With the deaths of Ferguson teen Michael Brown and Staten Island man Eric Garner dominating the national attention, thanks to large-scale protests unfolding around different parts of the country, it's beginning to feel depressingly difficult to keep all the stories of controversial police shootings straight. But in Cleveland, there was a particularly awful example that took place last month — the shooting death of 12-year-old Tamir Rice. And on Monday, one of his parents finally broke their silence: Tamir Rice's mother wants a conviction of Timothy Loehmann, the Cleveland police officer who fatally shot her son.
Of course, it's been a hurdle lately even getting to the point of a trial. While the highest-profile incident of a slain, unarmed black teen in previous years ended in an acquittal — the killing of 17-year-old Trayvon Martin by George Zimmerman — when you're dealing with a police officer shooting, things can get a little strange. In the past few weeks we've seen two different grand juries return non-indictments in police shootings, in the Darren Wilson and Daniel Pantaleo cases, in spite of how incredibly rare that outcome is for members of the general public. According to FiveThirtyEight, out of 162,000 grand juries convened in 2010, only 11 failed to return indictments.
Rice's mother, Samaria Rice, spoke to an assemblage of reporters Monday about her son, and what's ahead for her family and their legal team.
Tamir was a bright child, he had a promising future, and he was very talented in all sports - soccer, basketball, football. He played the drums, he drew, he played video games, he's a great swimmer. ... He was my baby.
So, is a conviction possible? Or will the case even make it to trial? If you feel skeptical, well, that's pretty understandable. After all, a grand jury is being convened, and while the surveillance footage of Rice's death clearly raises deep and significant questions about the responding officers' conduct (as well as highlighting falsehoods in initial police accounts of the shooting), it's nowhere near as clear and overt as the video of the choking of Eric Garner was — again, a case that a grand jury decided didn't even deserve a trial.
In the days following the Rice shooting, more information has come to light that casts both Loehmann and the Cleveland Police Department in an extremely poor light.
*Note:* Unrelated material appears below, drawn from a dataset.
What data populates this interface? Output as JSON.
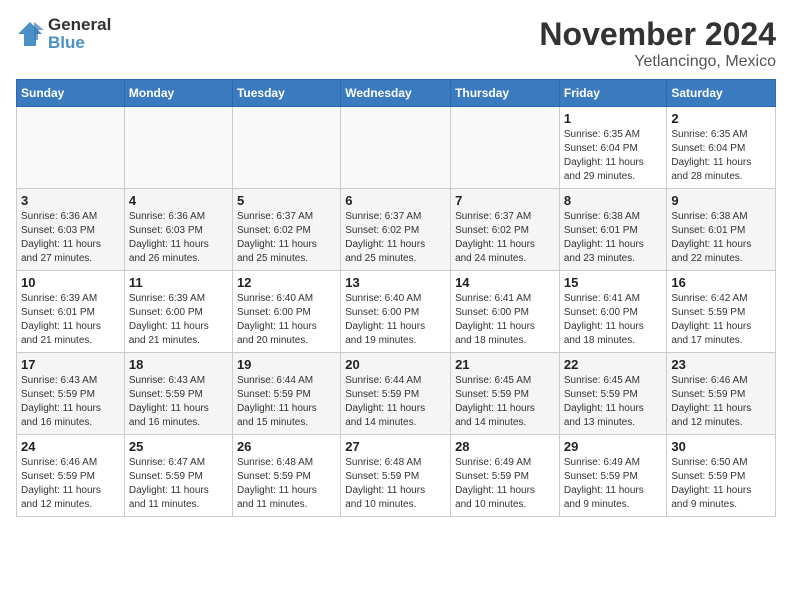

In Loehmann's case, the rookie officer resigned from a previous job with the Independence Police Department amid supervisor reports that he was "distracted and weepy" and "emotionally immature," according to CNN. The documents they obtained also alleged Loehmann had displayed "dangerous loss of composure during live range training," and an "inability to manage personal stress" — none of the qualities you want in an armed officer of the state, in other words.
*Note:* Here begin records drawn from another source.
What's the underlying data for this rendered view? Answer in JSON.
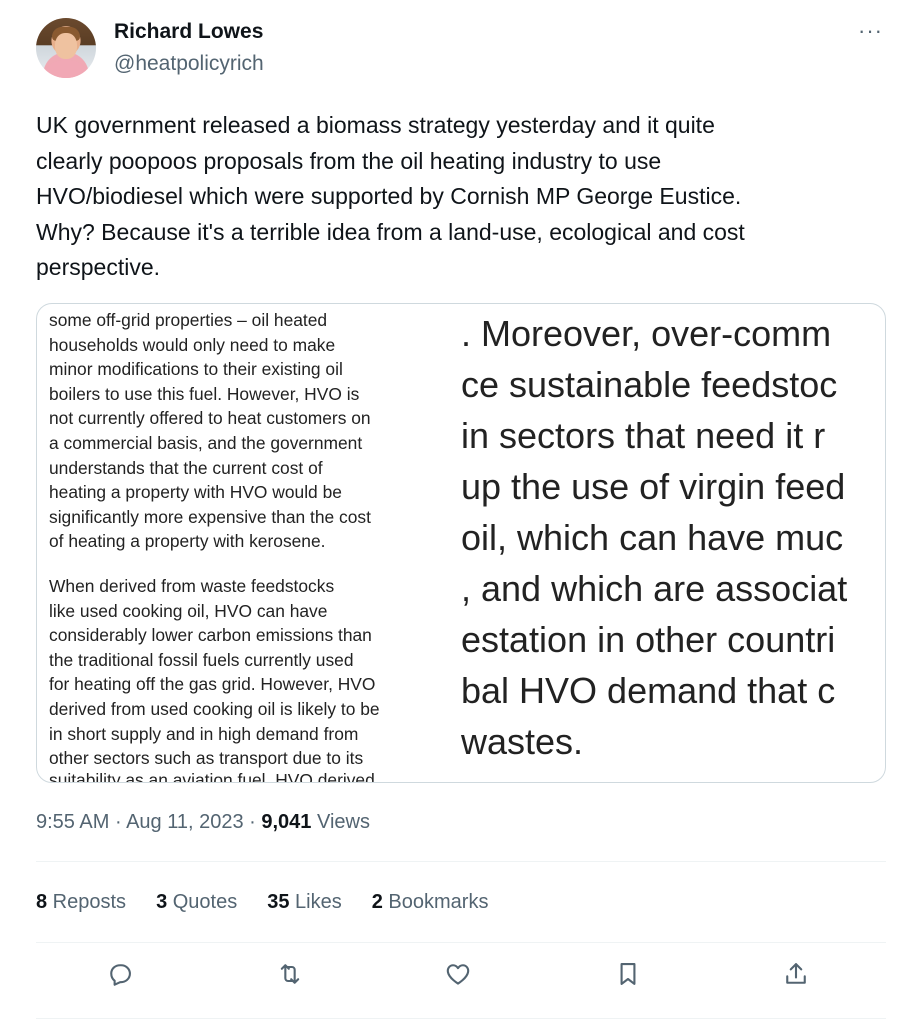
{
  "author": {
    "name": "Richard Lowes",
    "handle": "@heatpolicyrich"
  },
  "more_glyph": "···",
  "tweet": {
    "lines": [
      "UK government released a biomass strategy yesterday and it quite",
      "clearly poopoos proposals from the oil heating industry to use",
      "HVO/biodiesel which were supported by Cornish MP George Eustice.",
      "Why? Because it's a terrible idea from a land-use, ecological and cost",
      "perspective."
    ]
  },
  "media": {
    "left_para1": [
      "some off-grid properties – oil heated",
      "households would only need to make",
      "minor modifications to their existing oil",
      "boilers to use this fuel. However, HVO is",
      "not currently offered to heat customers on",
      "a commercial basis, and the government",
      "understands that the current cost of",
      "heating a property with HVO would be",
      "significantly more expensive than the cost",
      "of heating a property with kerosene."
    ],
    "left_para2": [
      "When derived from waste feedstocks",
      "like used cooking oil, HVO can have",
      "considerably lower carbon emissions than",
      "the traditional fossil fuels currently used",
      "for heating off the gas grid. However, HVO",
      "derived from used cooking oil is likely to be",
      "in short supply and in high demand from",
      "other sectors such as transport due to its"
    ],
    "left_cut": "suitability as an aviation fuel. HVO derived",
    "right_lines": [
      ". Moreover, over-comm",
      "ce sustainable feedstoc",
      " in sectors that need it r",
      "up the use of virgin feed",
      "oil, which can have muc",
      ", and which are associat",
      "estation in other countri",
      "bal HVO demand that c",
      "wastes."
    ]
  },
  "meta": {
    "time": "9:55 AM",
    "sep1": " · ",
    "date": "Aug 11, 2023",
    "sep2": " · ",
    "views_count": "9,041",
    "views_label": " Views"
  },
  "stats": {
    "reposts": {
      "count": "8",
      "label": " Reposts"
    },
    "quotes": {
      "count": "3",
      "label": " Quotes"
    },
    "likes": {
      "count": "35",
      "label": " Likes"
    },
    "bookmarks": {
      "count": "2",
      "label": " Bookmarks"
    }
  },
  "icons": {
    "reply": "reply-icon",
    "repost": "repost-icon",
    "like": "heart-icon",
    "bookmark": "bookmark-icon",
    "share": "share-icon",
    "color": "#536471"
  }
}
Even further, an investigation into the CPD by the Justice Department has revealed significant, shocking instances of police misuse of force, ranging from inappropriately firing shots, to tasing a juvenile suspect already pinned to the ground, to repeatedly punching a handcuffed teen in the back of a police car (that last one sounds familiar).
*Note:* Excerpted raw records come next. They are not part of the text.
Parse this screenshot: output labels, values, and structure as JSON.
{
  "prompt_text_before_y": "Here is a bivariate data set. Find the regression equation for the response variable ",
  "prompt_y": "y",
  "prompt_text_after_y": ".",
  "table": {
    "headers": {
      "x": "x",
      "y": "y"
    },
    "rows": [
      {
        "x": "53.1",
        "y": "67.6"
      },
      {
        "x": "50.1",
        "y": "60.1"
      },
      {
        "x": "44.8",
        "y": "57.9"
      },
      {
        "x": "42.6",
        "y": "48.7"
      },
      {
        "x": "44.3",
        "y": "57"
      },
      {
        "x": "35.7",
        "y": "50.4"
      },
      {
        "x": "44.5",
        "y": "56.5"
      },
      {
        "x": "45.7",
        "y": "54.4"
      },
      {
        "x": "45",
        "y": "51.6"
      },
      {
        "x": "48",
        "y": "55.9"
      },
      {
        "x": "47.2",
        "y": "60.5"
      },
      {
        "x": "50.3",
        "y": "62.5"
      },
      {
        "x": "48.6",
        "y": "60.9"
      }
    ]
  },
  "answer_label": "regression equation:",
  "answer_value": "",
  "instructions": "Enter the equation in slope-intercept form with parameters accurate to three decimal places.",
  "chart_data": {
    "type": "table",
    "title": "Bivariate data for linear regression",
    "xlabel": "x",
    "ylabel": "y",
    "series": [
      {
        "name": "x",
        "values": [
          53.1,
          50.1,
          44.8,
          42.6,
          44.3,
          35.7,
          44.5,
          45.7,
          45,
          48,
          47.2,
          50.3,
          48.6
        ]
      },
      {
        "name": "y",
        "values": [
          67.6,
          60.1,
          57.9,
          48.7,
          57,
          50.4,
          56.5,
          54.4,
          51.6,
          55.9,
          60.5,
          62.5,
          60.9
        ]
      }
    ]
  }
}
Speaking to the media, Samaria Rice also voiced a new allegation, one sure to provoke questions and criticisms of the CPD — she alleges that police also tackled her 14-year-old daughter and handcuffed her after the pair had received news of the shooting, and insisted she'd be detained further unless she calmed down.
None of this is to say that a grand jury process will result in an indictment of Loehmann, let alone culminate in an actual conviction — both legally and in the eyes of prospective jurors, police officers get just about the most generous interpretations of justifiable force out there. But it's clear that Rice's family is going to fight this battle in spite of the futility and despair so many black Americans feel around this issue. And she's not hedging her expectations or desires for public consumption, either — not an arrest, or an indictment, but a conviction is what she's aiming for. For that zeal, at least, we should all be grateful.